Ergo is produced in nature primarily by fungi, including mushrooms. Humans cannot make it, so it must be obtained from food sources. There was little scientific interest in ergo until 2005, when pharmacology professor Dirk Gründemann discovered that all mammals make a genetic code carrier which quickly shoots ergo into red blood cells. They then distribute throughout the body, where they accumulate in the tissues most subject to oxidative stress. This discovery led to a significant increase in scientific research into the possible role of ergo in human health. A study led to an eminent American scientist, Dr Solomon Snyderrecommending that ergo be considered a new vitamin.

In 2006, one of my graduate students, Joy Dubost, and I found that edible cultivated mushrooms were extremely rich sources of ergo and contained at least 10 times the level of any other food source. Thanks to the collaboration with John Ritchie and postdoctoral researcher Michael Kalaras of Penn State’s Hershey Medical Center, we showed that mushrooms are also a major dietary source of the main antioxidant in all living organisms, glutathione. No other food even comes close to mushrooms as a source of these two antioxidants.

I eat mushrooms, so I’m healthy?

Our current research is focused on evaluating the potential of ergo in mushrooms to prevent or treat neurodegenerative diseases of aging, such as Parkinson’s disease and Alzheimer’s disease. We relied on several intriguing studies conducted with aging Asian populations. A study conducted in Singapore showed that as people aged, the ergo content in their blood decreased significantly, which was correlated with increased cognitive impairment.

The authors suggested that dietary ergo deficiency could predispose individuals to neurological diseases. A recent epidemiological study of more than 13,000 elderly people in Japan showed that those who ate more mushrooms had less incidence of dementia. The role of ergo consumed with mushrooms has not been assessed, but the Japanese are known to be heavy consumers of mushrooms that contain high amounts of ergo.

More ergonomics, better health?

An important question that has always demanded an answer is the amount of ergo consumed in the human diet. A study 2016 was conducted to try to estimate the average consumption of ergo in five different countries. I used their data to calculate the estimated amount of ergo consumed per day by an average 150-pound person and found that it ranged from 1.1 in the United States to 4.6 milligrams per day in Italy.
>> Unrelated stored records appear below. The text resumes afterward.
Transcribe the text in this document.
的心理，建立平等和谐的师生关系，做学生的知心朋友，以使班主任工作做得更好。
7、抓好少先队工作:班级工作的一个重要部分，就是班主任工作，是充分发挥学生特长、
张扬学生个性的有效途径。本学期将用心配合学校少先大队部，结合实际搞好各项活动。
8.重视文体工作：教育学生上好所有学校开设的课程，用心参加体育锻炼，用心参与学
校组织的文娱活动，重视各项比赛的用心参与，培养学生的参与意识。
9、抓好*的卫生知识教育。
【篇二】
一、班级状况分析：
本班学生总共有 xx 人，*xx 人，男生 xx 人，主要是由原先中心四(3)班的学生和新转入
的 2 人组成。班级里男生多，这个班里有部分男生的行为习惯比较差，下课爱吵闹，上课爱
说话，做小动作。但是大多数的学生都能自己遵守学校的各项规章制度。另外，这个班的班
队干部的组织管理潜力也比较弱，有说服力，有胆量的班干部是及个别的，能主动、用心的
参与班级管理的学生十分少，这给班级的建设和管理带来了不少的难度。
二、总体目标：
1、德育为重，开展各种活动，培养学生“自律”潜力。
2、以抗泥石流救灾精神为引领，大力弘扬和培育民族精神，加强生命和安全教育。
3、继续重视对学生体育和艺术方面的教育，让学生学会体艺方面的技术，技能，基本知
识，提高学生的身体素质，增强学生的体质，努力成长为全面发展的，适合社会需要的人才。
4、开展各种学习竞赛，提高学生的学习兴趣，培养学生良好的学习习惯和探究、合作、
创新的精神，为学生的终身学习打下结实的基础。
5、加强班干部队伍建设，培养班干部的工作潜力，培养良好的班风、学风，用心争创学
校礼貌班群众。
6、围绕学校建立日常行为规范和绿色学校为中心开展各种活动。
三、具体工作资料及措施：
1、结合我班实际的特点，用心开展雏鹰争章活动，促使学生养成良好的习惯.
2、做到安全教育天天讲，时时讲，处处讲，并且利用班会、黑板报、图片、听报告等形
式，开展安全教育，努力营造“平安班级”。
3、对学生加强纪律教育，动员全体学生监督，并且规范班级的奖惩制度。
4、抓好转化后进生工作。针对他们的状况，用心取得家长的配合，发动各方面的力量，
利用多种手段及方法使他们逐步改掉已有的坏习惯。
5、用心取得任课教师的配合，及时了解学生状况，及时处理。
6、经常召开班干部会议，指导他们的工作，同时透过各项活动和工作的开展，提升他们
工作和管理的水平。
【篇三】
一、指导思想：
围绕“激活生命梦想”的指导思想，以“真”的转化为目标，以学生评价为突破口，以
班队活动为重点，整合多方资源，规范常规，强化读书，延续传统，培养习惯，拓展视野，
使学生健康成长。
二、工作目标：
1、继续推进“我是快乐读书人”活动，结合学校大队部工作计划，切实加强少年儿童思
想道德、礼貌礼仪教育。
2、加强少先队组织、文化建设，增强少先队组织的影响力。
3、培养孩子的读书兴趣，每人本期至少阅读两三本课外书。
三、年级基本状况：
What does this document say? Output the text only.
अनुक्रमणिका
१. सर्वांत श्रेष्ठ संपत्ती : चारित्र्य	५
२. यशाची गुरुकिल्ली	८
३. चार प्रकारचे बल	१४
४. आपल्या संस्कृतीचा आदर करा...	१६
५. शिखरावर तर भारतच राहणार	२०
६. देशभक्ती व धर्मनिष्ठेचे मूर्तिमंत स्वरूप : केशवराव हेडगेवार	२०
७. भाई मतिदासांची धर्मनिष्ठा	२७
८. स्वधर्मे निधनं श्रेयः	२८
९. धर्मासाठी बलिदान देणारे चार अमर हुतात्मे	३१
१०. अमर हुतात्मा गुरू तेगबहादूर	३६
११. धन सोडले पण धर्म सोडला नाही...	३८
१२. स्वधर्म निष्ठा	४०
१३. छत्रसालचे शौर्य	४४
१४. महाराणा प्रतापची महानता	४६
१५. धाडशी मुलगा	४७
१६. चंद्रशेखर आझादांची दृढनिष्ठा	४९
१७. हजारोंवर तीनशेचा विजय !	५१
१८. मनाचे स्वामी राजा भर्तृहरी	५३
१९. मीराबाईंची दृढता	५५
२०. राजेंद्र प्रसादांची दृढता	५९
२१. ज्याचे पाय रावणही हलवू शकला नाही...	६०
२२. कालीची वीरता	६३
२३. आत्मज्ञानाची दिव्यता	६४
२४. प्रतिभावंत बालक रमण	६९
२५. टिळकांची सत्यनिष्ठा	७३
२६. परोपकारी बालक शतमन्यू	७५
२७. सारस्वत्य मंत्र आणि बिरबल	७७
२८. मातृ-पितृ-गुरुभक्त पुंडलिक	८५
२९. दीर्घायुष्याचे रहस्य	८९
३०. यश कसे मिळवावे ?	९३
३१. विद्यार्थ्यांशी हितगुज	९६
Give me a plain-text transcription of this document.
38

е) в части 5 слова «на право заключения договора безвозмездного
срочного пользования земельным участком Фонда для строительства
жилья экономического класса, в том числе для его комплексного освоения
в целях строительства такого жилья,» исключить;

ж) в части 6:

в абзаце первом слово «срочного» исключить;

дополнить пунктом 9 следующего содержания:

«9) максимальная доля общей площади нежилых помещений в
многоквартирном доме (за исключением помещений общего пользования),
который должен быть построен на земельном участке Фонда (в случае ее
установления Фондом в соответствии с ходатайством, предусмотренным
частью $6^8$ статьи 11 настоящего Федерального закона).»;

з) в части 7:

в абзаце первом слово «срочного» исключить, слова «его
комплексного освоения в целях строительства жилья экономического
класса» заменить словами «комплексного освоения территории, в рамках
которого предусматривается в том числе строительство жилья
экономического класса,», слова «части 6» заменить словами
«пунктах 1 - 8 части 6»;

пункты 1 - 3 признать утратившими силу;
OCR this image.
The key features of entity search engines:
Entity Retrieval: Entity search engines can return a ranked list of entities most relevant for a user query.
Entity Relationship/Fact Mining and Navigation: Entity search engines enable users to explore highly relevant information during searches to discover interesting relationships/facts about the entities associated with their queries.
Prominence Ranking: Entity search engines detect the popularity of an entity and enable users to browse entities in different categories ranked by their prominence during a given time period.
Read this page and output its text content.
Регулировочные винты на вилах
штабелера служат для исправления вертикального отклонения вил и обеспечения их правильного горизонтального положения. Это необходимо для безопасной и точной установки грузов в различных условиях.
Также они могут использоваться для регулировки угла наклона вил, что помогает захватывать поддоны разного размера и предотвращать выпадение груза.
We were then able to compare estimated ergo consumption with data on each country’s death rate from common neurological diseases, including Alzheimer’s disease, dementia, Parkinson’s disease, and multiple sclerosis. We found, in each case, a decline in mortality rates with increasing estimated ergo consumption. Of course, one cannot assume a causal relationship from such exercise, but it supports our hypothesis that it might be possible to decrease the incidence of neurological diseases by increasing the consumption of mushrooms.

If you don’t eat mushrooms, how do you get your ergo? Apparently, ergo enters the food chain other than through the consumption of fungi via soil fungi. The fungi therefore spread to plants grown in the soil and then to animals that eat the plants. It therefore depends on healthy fungal populations in agricultural soils.

This led us to wonder if ergo levels in the American diet could be affected by modern agricultural practices that may reduce fungal populations in soils. We have started a collaboration with scientists from Rodale Institute, who are leaders in the study of regenerative organic farming methods, to examine this. Preliminary experiments with oats have shown that farming practices that do not require tillage result in significantly higher levels of ergo in oats than with conventional practices, where tillage disrupts fungal populations. .

In 1928 Alexander Fleming accidentally discovered penicillin produced from a fungal contaminant in a petri dish. This discovery was instrumental in starting a medical revolution that saved countless lives from bacterial infections. Perhaps the mushrooms will be the key to a more subtle, but no less important revolution, thanks to the ergo produced by the mushrooms. Perhaps then we can respond to Hippocrates’ exhortation to “let food be your medicine”.